A small smile curled my lips. “I’m surprised he said anything at all after the beating you gave him.”
Mark’s large shoulders hunched. “With his dad on the police force, he thought he could do whatever he wanted and get away with it. Thankfully, Julian’s dad is a lawyer. Otherwise, I’d have a criminal record.”
“He deserved every punch you gave him.” I looked down at the gift—part apology, part promise. “Thank you for standing up for me.”
“Always,” he said quietly.
Our eyes met, and my teenage mind spiraled.
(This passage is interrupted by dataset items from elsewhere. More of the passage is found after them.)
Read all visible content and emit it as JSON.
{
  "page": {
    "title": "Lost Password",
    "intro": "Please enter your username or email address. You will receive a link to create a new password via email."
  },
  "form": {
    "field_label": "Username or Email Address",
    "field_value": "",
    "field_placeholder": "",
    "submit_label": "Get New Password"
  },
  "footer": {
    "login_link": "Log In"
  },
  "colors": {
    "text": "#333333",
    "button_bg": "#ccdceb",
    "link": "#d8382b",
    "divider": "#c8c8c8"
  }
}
Mark and I had kissed—okay, and a little more than that—but it wasn’t like he was at my door the next day professing his love for me.
And I was leaving.
My mother needed this move. She needed me. She and Gramps couldn’t run the business without me.
“Mark . . .” My voice wavered.
There was something more than affection in his eyes, something I wasn’t ready for. His voice was deep and sure when he said, “I’ll come see you in Portsmouth.”
I wanted to believe him.
“It’s a long drive.”
“A few hours,” he said, his tone steady. “I care about you, Lanie, and I always will. That won’t change because you’re moving.”
But it had.
Not because of the move.
Because of me.
I sat back, staring at the piano keys. I still had the spectrometer. It was buried in the back of my closet in my apartment. I couldn’t bring myself to throw it away.
And often, when I thought about it, I circled back to that moment—to him promising he’d always care about me.
I shook my head, scoffing at myself. The sadness in his eyes today—it couldn’t be about me. No one holds on to something like that for so long. Not when life keeps moving.
He probably had someone waiting for him back at the hotel. Maybe even at home.
I would know—if I ever let Eliza talk about him.
But he wasn’t married.
Eliza would have told me that much.
I turned back to the piano and struck a note again. It wavered. After a small adjustment, I struck it again, and the sound rang out true and clear.
I sat back, setting the lever aside, staring off in the direction Mark had left.
Tuning pianos made sense to me—a lot more than life did.
Mark had always believed there was more to life than we knew or could understand. He used to say he felt something calling to him, pulling him toward a discovery. It was why he dabbled in ghost hunting.
I pulled out my phone and texted Eliza.
Me: Has Julian talked to Mark about being in the wedding yet?
Eliza: No. Why?
Me: Just curious.
I didn’t tell her Mark was in Portsmouth because it was still difficult for me to believe he was.
And because I didn’t like what my gut was saying— This doesn’t feel right. Someone is lying to me.